Kısaca hayat-sanat hikâyesi ise şöyle: Salvador Dali, 11 Mayıs 1904’te İspanya’nın Katalonya bölgesinde dünyaya gelir. 1919 yılında ilk sergisini açtığında henüz 15 yaşındadır. 16 yaşına geldiğinde ise şöyle yazmıştır defterine: “Bir dahi olacağım ve herkes bana hayran kalacak.” 22 yaşında Paris’e, hayranı olduğu Picasso’yu görmeye gider. Sonraki birkaç yıl, eserlerinde Picasso etkisi gözlenir. 24 yaşında, arkadaşlarıyla birlikte, sanatta modernizmi ve fütürizmi savunan “Sanat Karşıtı Katalan Manifesto”yu yayınlar. 25 yaşında Luis Bunuel ile birlikte “Endülüs Köpeği” isimli kısa bir film çeker ve sürrealist-gerçeküstücü sanat çevresinde büyük ilgi uyandırır. Ressam Joan Miro vesilesiyle sürrealist akımın öncüsü Andre Breton ile tanışır ve resminde sürrealizmin etkileri iyice kendisini göstermeye başlar. Meşhur eseri “Hafızanın Azmi”ni, veya daha çok bilinen ismiyle “Eriyen Saatler” resmini, 1931 yılında tamamlar. Aynı yıllarda Newyork’ta açtığı sergiyle, 16 yaşında amaçladığı o büyük şöhrete 27 yaşında ulaşır. Dali, 1951’de, Katolisizmin ve modern bilimin bazı kavramlarını (kuantum fiziği, hologram) sentezlediği Mistik Manifesto’yu yayınlar. Max Planck, Heisenberg gibi ilim adamları ile dostluk kuracak kadar yakından ilgilenir Kuantum fiziğiyle. Yine bu dönemde Dali, tuvale boya sıçratma, hologramlar, optik aldanışlar ve stereoskopi gibi pek çok değişik teknikle denemeler yapar.

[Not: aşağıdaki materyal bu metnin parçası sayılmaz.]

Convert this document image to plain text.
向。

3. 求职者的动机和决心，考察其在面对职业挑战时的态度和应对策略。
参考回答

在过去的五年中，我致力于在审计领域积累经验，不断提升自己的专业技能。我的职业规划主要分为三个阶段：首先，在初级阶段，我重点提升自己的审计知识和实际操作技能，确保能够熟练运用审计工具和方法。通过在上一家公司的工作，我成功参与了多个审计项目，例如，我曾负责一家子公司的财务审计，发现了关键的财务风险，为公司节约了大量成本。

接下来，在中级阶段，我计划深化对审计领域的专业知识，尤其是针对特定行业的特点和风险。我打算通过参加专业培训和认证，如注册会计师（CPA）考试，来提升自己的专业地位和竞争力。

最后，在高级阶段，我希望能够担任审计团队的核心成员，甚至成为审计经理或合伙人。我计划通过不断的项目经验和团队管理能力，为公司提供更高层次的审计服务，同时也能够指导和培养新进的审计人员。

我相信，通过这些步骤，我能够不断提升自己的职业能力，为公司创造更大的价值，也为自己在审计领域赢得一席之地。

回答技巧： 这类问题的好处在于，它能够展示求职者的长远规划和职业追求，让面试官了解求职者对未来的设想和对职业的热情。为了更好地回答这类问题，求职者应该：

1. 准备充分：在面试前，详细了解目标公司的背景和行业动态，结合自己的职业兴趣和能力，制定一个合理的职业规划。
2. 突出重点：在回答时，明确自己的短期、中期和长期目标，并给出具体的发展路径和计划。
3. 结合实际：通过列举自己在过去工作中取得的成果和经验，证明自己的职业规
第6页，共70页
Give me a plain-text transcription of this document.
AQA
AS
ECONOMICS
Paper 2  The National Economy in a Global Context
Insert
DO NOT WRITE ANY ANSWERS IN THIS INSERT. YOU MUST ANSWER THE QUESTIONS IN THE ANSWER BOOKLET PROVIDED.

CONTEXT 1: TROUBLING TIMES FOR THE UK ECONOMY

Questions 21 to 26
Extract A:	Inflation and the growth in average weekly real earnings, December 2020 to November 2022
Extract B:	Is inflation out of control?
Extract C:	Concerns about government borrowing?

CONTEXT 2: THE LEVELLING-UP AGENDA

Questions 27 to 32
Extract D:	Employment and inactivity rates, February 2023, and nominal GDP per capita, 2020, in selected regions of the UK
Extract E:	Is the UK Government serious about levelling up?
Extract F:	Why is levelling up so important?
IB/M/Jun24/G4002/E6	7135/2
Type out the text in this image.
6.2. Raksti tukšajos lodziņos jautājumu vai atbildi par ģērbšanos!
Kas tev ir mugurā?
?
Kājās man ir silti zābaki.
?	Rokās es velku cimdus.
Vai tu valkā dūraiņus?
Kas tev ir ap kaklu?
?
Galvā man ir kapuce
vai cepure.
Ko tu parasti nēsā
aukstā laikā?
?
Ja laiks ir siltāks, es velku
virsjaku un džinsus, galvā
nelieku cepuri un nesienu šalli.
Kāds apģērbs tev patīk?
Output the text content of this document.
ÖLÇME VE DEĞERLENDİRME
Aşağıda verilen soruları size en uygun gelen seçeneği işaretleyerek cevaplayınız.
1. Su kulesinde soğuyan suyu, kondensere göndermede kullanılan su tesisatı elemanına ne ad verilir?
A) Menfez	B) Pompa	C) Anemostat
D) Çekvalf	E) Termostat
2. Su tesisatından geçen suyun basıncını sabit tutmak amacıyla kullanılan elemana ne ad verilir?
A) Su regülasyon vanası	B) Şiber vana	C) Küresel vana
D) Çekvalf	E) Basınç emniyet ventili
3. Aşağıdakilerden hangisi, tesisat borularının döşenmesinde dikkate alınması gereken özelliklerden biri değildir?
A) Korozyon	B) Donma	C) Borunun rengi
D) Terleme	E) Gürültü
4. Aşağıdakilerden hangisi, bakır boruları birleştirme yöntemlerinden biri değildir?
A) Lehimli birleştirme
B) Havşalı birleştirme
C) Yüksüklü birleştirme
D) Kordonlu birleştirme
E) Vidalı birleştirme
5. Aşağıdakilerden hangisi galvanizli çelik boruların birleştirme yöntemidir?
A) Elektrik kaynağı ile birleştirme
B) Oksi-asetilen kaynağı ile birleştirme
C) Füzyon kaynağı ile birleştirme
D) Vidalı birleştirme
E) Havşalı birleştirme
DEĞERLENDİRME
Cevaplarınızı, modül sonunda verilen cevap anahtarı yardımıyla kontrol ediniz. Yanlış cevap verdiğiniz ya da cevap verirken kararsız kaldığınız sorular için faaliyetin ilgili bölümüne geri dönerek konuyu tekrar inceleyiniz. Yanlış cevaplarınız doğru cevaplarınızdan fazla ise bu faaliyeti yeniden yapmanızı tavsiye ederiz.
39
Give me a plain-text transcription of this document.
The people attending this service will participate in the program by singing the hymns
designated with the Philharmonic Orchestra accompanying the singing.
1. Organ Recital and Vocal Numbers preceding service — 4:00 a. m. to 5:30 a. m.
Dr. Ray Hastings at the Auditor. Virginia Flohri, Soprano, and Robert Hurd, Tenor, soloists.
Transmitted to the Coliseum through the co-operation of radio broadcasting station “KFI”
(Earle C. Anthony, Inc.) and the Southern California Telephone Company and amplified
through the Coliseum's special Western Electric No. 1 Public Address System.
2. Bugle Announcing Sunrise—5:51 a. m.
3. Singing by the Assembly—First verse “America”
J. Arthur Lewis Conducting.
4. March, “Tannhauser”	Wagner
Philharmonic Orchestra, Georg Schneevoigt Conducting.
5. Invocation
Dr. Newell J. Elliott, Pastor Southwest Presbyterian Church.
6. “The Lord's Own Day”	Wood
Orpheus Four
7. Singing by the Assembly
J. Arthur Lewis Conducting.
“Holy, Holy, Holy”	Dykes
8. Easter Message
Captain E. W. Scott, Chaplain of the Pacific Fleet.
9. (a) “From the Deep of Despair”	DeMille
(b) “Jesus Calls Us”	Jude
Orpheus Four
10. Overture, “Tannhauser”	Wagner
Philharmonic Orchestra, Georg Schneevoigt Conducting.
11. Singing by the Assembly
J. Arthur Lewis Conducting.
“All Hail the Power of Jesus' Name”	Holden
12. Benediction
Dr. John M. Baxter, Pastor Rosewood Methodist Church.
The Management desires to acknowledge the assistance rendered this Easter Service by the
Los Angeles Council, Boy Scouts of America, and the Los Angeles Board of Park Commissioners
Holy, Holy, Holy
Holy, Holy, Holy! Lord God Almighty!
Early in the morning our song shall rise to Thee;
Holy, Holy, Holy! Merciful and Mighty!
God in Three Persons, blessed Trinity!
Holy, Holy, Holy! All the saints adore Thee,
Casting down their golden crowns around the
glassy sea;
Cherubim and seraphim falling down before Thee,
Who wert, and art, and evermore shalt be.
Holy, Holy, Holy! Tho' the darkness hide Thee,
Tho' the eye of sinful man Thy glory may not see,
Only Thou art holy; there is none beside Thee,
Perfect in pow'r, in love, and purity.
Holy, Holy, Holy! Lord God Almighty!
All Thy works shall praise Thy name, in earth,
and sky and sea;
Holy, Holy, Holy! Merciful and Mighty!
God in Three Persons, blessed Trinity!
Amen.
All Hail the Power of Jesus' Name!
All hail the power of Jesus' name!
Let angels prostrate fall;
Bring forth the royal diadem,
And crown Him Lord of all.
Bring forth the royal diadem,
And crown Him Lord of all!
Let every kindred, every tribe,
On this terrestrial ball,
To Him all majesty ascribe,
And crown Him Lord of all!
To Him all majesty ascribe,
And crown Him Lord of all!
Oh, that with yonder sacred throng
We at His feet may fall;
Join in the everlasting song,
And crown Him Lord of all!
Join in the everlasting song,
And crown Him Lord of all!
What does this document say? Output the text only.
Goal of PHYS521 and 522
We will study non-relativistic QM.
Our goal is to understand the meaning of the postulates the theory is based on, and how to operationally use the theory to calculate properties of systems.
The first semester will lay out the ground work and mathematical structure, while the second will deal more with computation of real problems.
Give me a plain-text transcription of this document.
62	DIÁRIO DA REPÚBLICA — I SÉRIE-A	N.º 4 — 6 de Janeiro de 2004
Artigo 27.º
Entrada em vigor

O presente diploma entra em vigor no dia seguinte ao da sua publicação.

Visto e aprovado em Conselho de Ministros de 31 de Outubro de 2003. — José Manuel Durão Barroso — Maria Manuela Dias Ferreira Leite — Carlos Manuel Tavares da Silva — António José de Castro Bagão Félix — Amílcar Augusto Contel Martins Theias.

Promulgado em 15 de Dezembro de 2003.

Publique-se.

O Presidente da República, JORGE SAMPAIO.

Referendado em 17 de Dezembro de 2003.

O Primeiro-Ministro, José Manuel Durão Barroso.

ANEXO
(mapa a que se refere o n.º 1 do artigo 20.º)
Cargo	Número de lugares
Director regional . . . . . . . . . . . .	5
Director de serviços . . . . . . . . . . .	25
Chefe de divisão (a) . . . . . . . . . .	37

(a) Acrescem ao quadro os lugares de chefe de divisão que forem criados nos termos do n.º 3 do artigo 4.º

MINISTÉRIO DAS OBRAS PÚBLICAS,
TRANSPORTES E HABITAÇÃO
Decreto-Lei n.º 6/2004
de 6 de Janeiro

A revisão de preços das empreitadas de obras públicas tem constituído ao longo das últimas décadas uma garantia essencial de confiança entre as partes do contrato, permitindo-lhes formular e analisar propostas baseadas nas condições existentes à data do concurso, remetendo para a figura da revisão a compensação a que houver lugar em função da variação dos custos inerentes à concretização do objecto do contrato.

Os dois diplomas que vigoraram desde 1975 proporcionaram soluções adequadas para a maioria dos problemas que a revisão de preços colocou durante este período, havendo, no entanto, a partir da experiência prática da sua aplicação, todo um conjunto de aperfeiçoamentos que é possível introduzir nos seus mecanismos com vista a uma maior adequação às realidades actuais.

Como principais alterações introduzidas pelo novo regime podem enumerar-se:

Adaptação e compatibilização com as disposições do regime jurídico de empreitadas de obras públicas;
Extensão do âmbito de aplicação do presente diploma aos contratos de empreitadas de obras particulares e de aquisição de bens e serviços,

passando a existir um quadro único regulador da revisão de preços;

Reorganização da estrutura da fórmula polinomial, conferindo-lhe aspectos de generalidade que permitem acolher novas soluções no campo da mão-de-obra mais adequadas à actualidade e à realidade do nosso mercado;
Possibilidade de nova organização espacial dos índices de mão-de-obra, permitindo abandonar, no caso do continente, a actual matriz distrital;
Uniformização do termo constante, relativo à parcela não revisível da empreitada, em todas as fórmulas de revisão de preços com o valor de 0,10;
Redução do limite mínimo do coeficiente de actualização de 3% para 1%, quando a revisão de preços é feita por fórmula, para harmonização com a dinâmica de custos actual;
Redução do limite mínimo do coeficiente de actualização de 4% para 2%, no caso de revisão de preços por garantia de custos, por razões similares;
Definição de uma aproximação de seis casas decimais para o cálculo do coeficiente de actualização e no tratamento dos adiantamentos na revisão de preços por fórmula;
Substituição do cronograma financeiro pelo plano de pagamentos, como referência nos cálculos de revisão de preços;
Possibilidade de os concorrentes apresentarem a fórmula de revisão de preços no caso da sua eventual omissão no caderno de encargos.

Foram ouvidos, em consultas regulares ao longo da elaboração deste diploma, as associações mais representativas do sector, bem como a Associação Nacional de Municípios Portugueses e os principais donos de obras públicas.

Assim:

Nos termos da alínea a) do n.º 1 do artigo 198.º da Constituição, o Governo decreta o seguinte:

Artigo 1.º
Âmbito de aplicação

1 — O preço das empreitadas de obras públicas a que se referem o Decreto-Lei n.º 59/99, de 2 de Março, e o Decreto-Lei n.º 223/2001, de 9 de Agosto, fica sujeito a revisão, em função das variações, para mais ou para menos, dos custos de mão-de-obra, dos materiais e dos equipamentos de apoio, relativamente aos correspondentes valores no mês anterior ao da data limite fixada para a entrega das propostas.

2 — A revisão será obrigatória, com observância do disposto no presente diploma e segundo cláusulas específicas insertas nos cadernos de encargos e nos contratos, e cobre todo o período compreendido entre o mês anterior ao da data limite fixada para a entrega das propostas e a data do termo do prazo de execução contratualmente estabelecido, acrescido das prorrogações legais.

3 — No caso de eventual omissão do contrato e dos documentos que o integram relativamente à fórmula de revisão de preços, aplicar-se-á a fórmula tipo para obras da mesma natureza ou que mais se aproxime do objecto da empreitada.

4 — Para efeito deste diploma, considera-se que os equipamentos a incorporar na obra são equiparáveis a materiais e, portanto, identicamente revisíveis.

Sürrealizm (Gerçeküstücülük) Dali ile birlikte anılıyor olmasına rağmen, aslında sürrealistler pek hoşlanmazlar ondan. Dali’nin fazlasıyla popüler ve sansasyonel bir kişilik olması rahatsız eder sürrealistleri. Aralarındaki çekişme, Dali’nin İspanyol “Faşist” lider Franco’yu açıkça desteklemesi ile birlikte, iyice su yüzüne çıkar bu zıtlaşma. Bu çizgide, Sürrealist grubun lideri Breton, Salvador Dali’nin isminin harflerinden iğneleyici bir “anagram” icad eder: “Avida Dollars” (Dolar Heveslisi). Dali cevab vermekte gecikmez: “Le surréalisme, c’est moi!” (Sürrealizm benim!).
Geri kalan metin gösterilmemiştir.